Biegli ile sił w nogach. Każda sekunda mogła zaważyć nad tym, czy uda im się ujść z życiem.
Ernan niemalże ciągnął za sobą Vivian i Norę. Wybierał dobrze mu znane, boczne uliczki, którymi mogli się szybko dostać do kościoła, unikając przy tym hord Zdobywców.
Odetchnął z ulgą, gdy w końcu dostrzegł świątynię.
Od kościoła dzielił ich plac, na którym toczyła się bitwa między niedobitkami Likwidatorów, a silną armią Larkina.
Nagle ktoś zeskoczył z dachu i wylądował tuż przy nich.
Morven odruchowo osłonił sobą swoje towarzyszki i złapał za nóż. Jednak nie zaatakował.
- Atran? - zdziwiła się Devath.
- Nora? - Ores zmierzył ją wzrokiem.
Zdobywczyni podeszła do niego. Po chwili uścisnęła go mocno.
Ernan odwrócił wzrok. Poczuł nieprzyjemne ukłucie zazdrości...
- Gdzieś ty się podziewał? - szepnęła.
- To długa historia... - Ores skrył twarz w jej śnieżnych włosach - Zdobywcy mówili, że nie żyjesz...
- Gdyby nie Ernan, to pewnie by tak było... - odsunęła się od Atrana - Pomógł mi.
Ores spojrzał na Likwidatora.
- Dziękuję, że zająłeś się moją małą siostrzyczką - skinął głową - Znów jestem ci winny przysługę.
- Wystarczy, że wydostaniemy się z miasta, a będziemy kwita - Łotr uśmiechnął się nieco.

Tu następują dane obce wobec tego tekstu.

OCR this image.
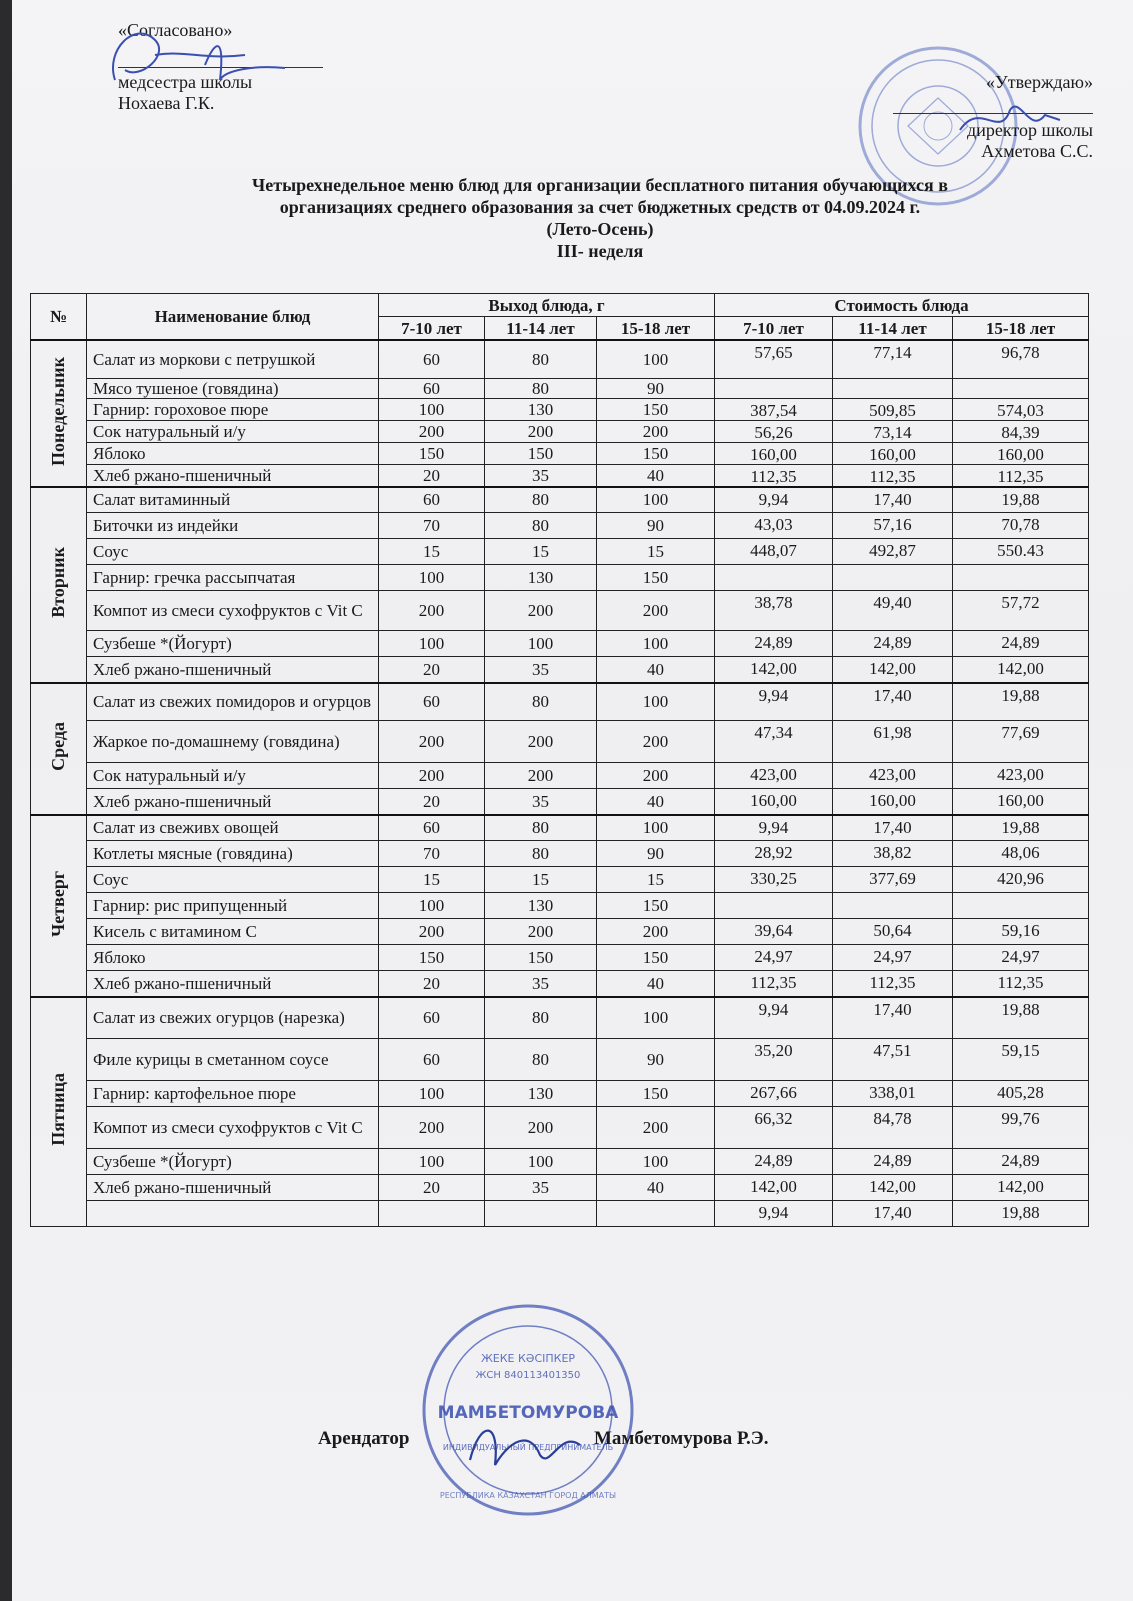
«Согласовано»
медсестра школы
Нохаева Г.К.
«Утверждаю»
директор школы
Ахметова С.С.
Четырехнедельное меню блюд для организации бесплатного питания обучающихся в
организациях среднего образования за счет бюджетных средств от 04.09.2024 г.
(Лето-Осень)
III- неделя
№	Наименование блюд	Выход блюда, г			Стоимость блюда		
		7-10 лет	11-14 лет	15-18 лет	7-10 лет	11-14 лет	15-18 лет
Понедельник	Салат из моркови с петрушкой	60	80	100	57,65	77,14	96,78
	Мясо тушеное (говядина)	60	80	90			
	Гарнир: гороховое пюре	100	130	150	387,54	509,85	574,03
	Сок натуральный и/у	200	200	200	56,26	73,14	84,39
	Яблоко	150	150	150	160,00	160,00	160,00
	Хлеб ржано-пшеничный	20	35	40	112,35	112,35	112,35
Вторник	Салат витаминный	60	80	100	9,94	17,40	19,88
	Биточки из индейки	70	80	90	43,03	57,16	70,78
	Соус	15	15	15	448,07	492,87	550.43
	Гарнир: гречка рассыпчатая	100	130	150			
	Компот из смеси сухофруктов с Vit C	200	200	200	38,78	49,40	57,72
	Сузбеше *(Йогурт)	100	100	100	24,89	24,89	24,89
	Хлеб ржано-пшеничный	20	35	40	142,00	142,00	142,00
Среда	Салат из свежих помидоров и огурцов	60	80	100	9,94	17,40	19,88
	Жаркое по-домашнему (говядина)	200	200	200	47,34	61,98	77,69
	Сок натуральный и/у	200	200	200	423,00	423,00	423,00
	Хлеб ржано-пшеничный	20	35	40	160,00	160,00	160,00
Четверг	Салат из свеживх овощей	60	80	100	9,94	17,40	19,88
	Котлеты мясные (говядина)	70	80	90	28,92	38,82	48,06
	Соус	15	15	15	330,25	377,69	420,96
	Гарнир: рис припущенный	100	130	150			
	Кисель с витамином С	200	200	200	39,64	50,64	59,16
	Яблоко	150	150	150	24,97	24,97	24,97
	Хлеб ржано-пшеничный	20	35	40	112,35	112,35	112,35
Пятница	Салат из свежих огурцов (нарезка)	60	80	100	9,94	17,40	19,88
	Филе курицы в сметанном соусе	60	80	90	35,20	47,51	59,15
	Гарнир: картофельное пюре	100	130	150	267,66	338,01	405,28
	Компот из смеси сухофруктов с Vit C	200	200	200	66,32	84,78	99,76
	Сузбеше *(Йогурт)	100	100	100	24,89	24,89	24,89
	Хлеб ржано-пшеничный	20	35	40	142,00	142,00	142,00
					9,94	17,40	19,88
ЖЕКЕ КӘСІПКЕР
ЖСН 840113401350
МАМБЕТОМУРОВА
ИНДИВИДУАЛЬНЫЙ ПРЕДПРИНИМАТЕЛЬ
РЕСПУБЛИКА КАЗАХСТАН ГОРОД АЛМАТЫ
Арендатор	Мамбетомурова Р.Э.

W duchu odetchnął z ulgą. Na szczęście Nora była siostrą Atrana. Jednak dziwił go fakt, że mieli inne nazwiska.
- Musimy dostać się do północnej bramy - rzekł Ores - Jak na razie tam jest spokojniej, ale niedługo dotrą kolejni żołnierze z Fearghas. Musimy się pospieszyć.
- Prowadź - odparł Morven, biorąc wystraszoną córeczkę na ręce.

◇◇◇◇◇◇◇◇◇◇◇◇◇◇◇◇

- Czemu nie wspominałaś, że masz brata? - zawołał Ernan do Nory, gdy pędzili do północnej bramy Searbhreat.

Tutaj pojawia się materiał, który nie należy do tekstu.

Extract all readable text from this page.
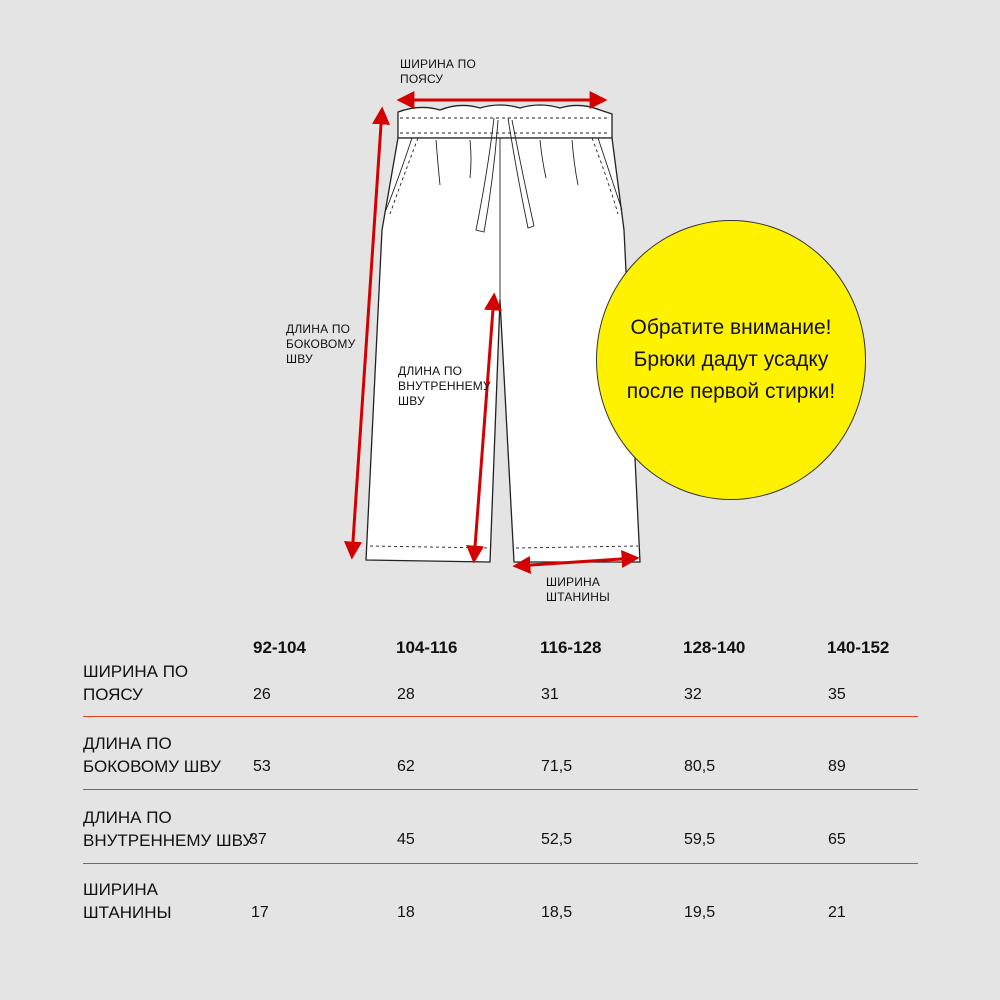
ШИРИНА ПО
ПОЯСУ
ДЛИНА ПО
БОКОВОМУ
ШВУ
ДЛИНА ПО
ВНУТРЕННЕМУ
ШВУ
ШИРИНА
ШТАНИНЫ
Обратите внимание!
Брюки дадут усадку
после первой стирки!
92-104	104-116	116-128	128-140	140-152
ШИРИНА ПО
ПОЯСУ	26	28	31	32	35
ДЛИНА ПО
БОКОВОМУ ШВУ 53	62	71,5	80,5	89
ДЛИНА ПО
ВНУТРЕННЕМУ ШВУ
37	45	52,5	59,5	65
ШИРИНА
ШТАНИНЫ	17	18	18,5	19,5	21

- Naprawdę? - wysapała - Teraz chcesz o tym gadać? Chwila... Chyba nie... Jesteś zazdrosny o Atrana?
- Oj tam, zaraz zazdrosny - przewrócił oczami.
- Ernan... Daj spokój - zaśmiała się - Atran to mój przyrodni brat! Uciekł z domu, kiedy nasz ojciec go pobił po pijaku.
- To wiele wyjaśnia.
- Jesteś niemożliwy - pokręciła głową.
- Wiem - uśmiechnął się.
- Później sobie pogawędzicie, gołąbeczki - wtrącił Ores - Teraz przebierajcie nogami!

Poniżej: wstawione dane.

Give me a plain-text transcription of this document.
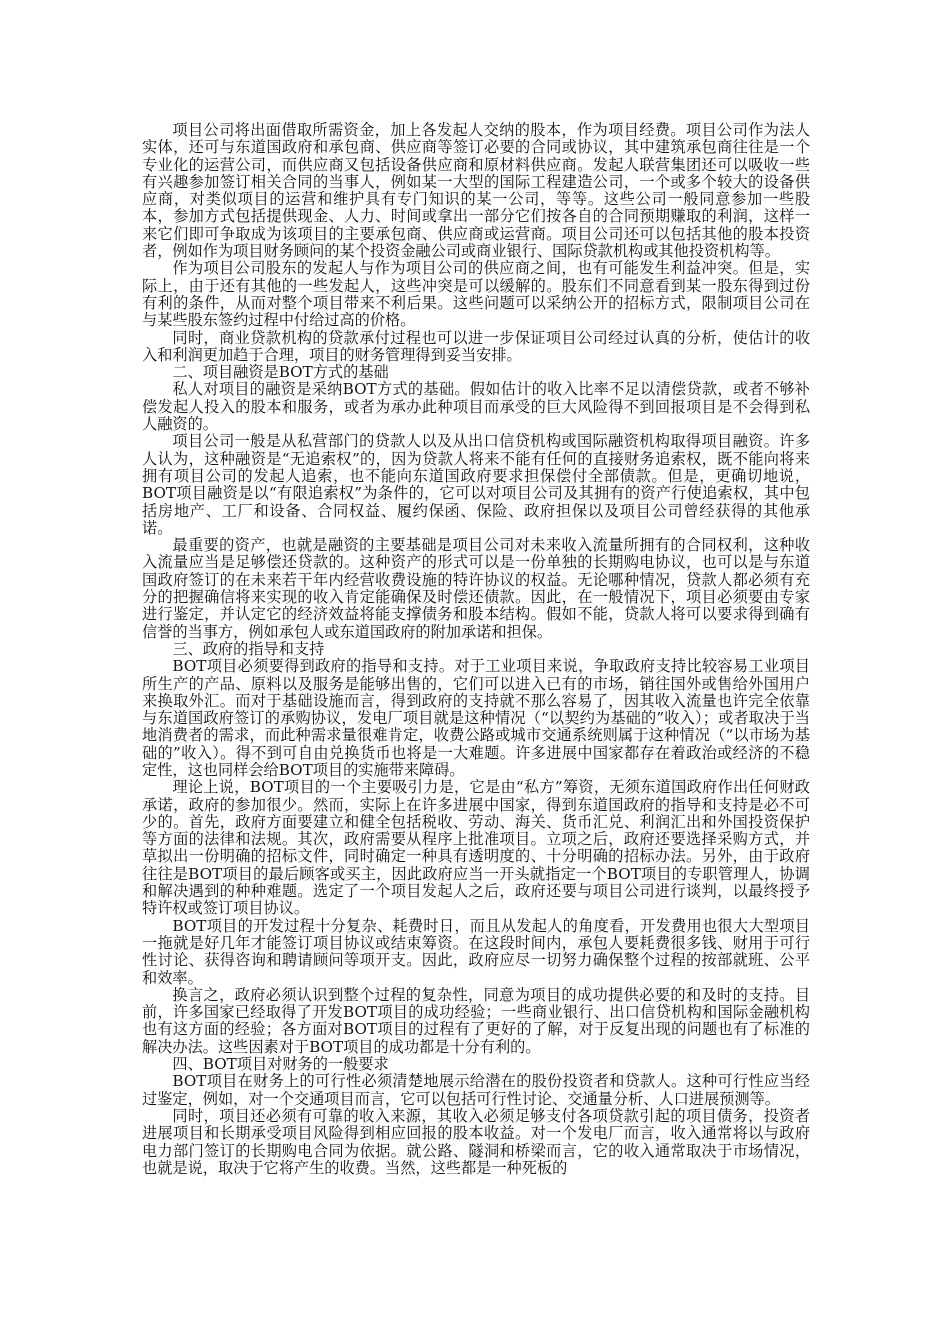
项目公司将出面借取所需资金，加上各发起人交纳的股本，作为项目经费。项目公司作为法人实体，还可与东道国政府和承包商、供应商等签订必要的合同或协议，其中建筑承包商往往是一个专业化的运营公司，而供应商又包括设备供应商和原材料供应商。发起人联营集团还可以吸收一些有兴趣参加签订相关合同的当事人，例如某一大型的国际工程建造公司，一个或多个较大的设备供应商，对类似项目的运营和维护具有专门知识的某一公司，等等。这些公司一般同意参加一些股本，参加方式包括提供现金、人力、时间或拿出一部分它们按各自的合同预期赚取的利润，这样一来它们即可争取成为该项目的主要承包商、供应商或运营商。项目公司还可以包括其他的股本投资者，例如作为项目财务顾问的某个投资金融公司或商业银行、国际贷款机构或其他投资机构等。

作为项目公司股东的发起人与作为项目公司的供应商之间，也有可能发生利益冲突。但是，实际上，由于还有其他的一些发起人，这些冲突是可以缓解的。股东们不同意看到某一股东得到过份有利的条件，从而对整个项目带来不利后果。这些问题可以采纳公开的招标方式，限制项目公司在与某些股东签约过程中付给过高的价格。

同时，商业贷款机构的贷款承付过程也可以进一步保证项目公司经过认真的分析，使估计的收入和利润更加趋于合理，项目的财务管理得到妥当安排。

二、项目融资是BOT方式的基础

私人对项目的融资是采纳BOT方式的基础。假如估计的收入比率不足以清偿贷款，或者不够补偿发起人投入的股本和服务，或者为承办此种项目而承受的巨大风险得不到回报项目是不会得到私人融资的。

项目公司一般是从私营部门的贷款人以及从出口信贷机构或国际融资机构取得项目融资。许多人认为，这种融资是“无追索权”的，因为贷款人将来不能有任何的直接财务追索权，既不能向将来拥有项目公司的发起人追索，也不能向东道国政府要求担保偿付全部债款。但是，更确切地说，BOT项目融资是以“有限追索权”为条件的，它可以对项目公司及其拥有的资产行使追索权，其中包括房地产、工厂和设备、合同权益、履约保函、保险、政府担保以及项目公司曾经获得的其他承诺。

最重要的资产，也就是融资的主要基础是项目公司对未来收入流量所拥有的合同权利，这种收入流量应当是足够偿还贷款的。这种资产的形式可以是一份单独的长期购电协议，也可以是与东道国政府签订的在未来若干年内经营收费设施的特许协议的权益。无论哪种情况，贷款人都必须有充分的把握确信将来实现的收入肯定能确保及时偿还债款。因此，在一般情况下，项目必须要由专家进行鉴定，并认定它的经济效益将能支撑债务和股本结构。假如不能，贷款人将可以要求得到确有信誉的当事方，例如承包人或东道国政府的附加承诺和担保。

三、政府的指导和支持

BOT项目必须要得到政府的指导和支持。对于工业项目来说，争取政府支持比较容易工业项目所生产的产品、原料以及服务是能够出售的，它们可以进入已有的市场，销往国外或售给外国用户来换取外汇。而对于基础设施而言，得到政府的支持就不那么容易了，因其收入流量也许完全依靠与东道国政府签订的承购协议，发电厂项目就是这种情况（“以契约为基础的”收入）；或者取决于当地消费者的需求，而此种需求量很难肯定，收费公路或城市交通系统则属于这种情况（“以市场为基础的”收入）。得不到可自由兑换货币也将是一大难题。许多进展中国家都存在着政治或经济的不稳定性，这也同样会给BOT项目的实施带来障碍。

理论上说，BOT项目的一个主要吸引力是，它是由“私方”筹资，无须东道国政府作出任何财政承诺，政府的参加很少。然而，实际上在许多进展中国家，得到东道国政府的指导和支持是必不可少的。首先，政府方面要建立和健全包括税收、劳动、海关、货币汇兑、利润汇出和外国投资保护等方面的法律和法规。其次，政府需要从程序上批准项目。立项之后，政府还要选择采购方式，并草拟出一份明确的招标文件，同时确定一种具有透明度的、十分明确的招标办法。另外，由于政府往往是BOT项目的最后顾客或买主，因此政府应当一开头就指定一个BOT项目的专职管理人，协调和解决遇到的种种难题。选定了一个项目发起人之后，政府还要与项目公司进行谈判，以最终授予特许权或签订项目协议。

BOT项目的开发过程十分复杂、耗费时日，而且从发起人的角度看，开发费用也很大大型项目一拖就是好几年才能签订项目协议或结束筹资。在这段时间内，承包人要耗费很多钱、财用于可行性讨论、获得咨询和聘请顾问等项开支。因此，政府应尽一切努力确保整个过程的按部就班、公平和效率。

换言之，政府必须认识到整个过程的复杂性，同意为项目的成功提供必要的和及时的支持。目前，许多国家已经取得了开发BOT项目的成功经验；一些商业银行、出口信贷机构和国际金融机构也有这方面的经验；各方面对BOT项目的过程有了更好的了解，对于反复出现的问题也有了标准的解决办法。这些因素对于BOT项目的成功都是十分有利的。

四、BOT项目对财务的一般要求

BOT项目在财务上的可行性必须清楚地展示给潜在的股份投资者和贷款人。这种可行性应当经过鉴定，例如，对一个交通项目而言，它可以包括可行性讨论、交通量分析、人口进展预测等。

同时，项目还必须有可靠的收入来源，其收入必须足够支付各项贷款引起的项目债务，投资者进展项目和长期承受项目风险得到相应回报的股本收益。对一个发电厂而言，收入通常将以与政府电力部门签订的长期购电合同为依据。就公路、隧洞和桥梁而言，它的收入通常取决于市场情况，也就是说，取决于它将产生的收费。当然，这些都是一种死板的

Dopiero wtedy się zorientowali, że ścigało ich kilku Zdobywców.
Po chwili dostrzegli bramę. Ernan i Nora wypadli za wejście, jak poparzeni. Szybko się jednak zatrzymali, widząc, że Atran nadal jest na terenie miasta.
- Co ty wyprawiasz?! - wrzasnął Morven, odstawiając Vivian na ziemię.
- Opiekuj się moją siostrzyczką, Ernan - Ores spuścił potężną kratę.
- Atran! - krzyknęła Nora, ruszając w stronę brata.
Likwidator chwycił ją za ramię i zatrzymał w miejscu.
- Musimy uciekać - rzekł stanowczo.
- Zostaw mnie! - próbowała mu się wyrwać - Puść! Musimy mu pomóc!
- Nic nie możemy zrobić - przyciągnął ją do siebie i przytulił mocno - Uciekajmy.
- Nie zostawię go! - zrozpaczona spojrzała na brata.
Zdobywcy dopadli Atrana. Chwycili go i gdzieś ze sobą zabrali.
Nora wiedziała, że już nigdy go nie ujrzy.
- Chodźmy stąd - szepnął Ernan - Zanim przyjdą też po nas...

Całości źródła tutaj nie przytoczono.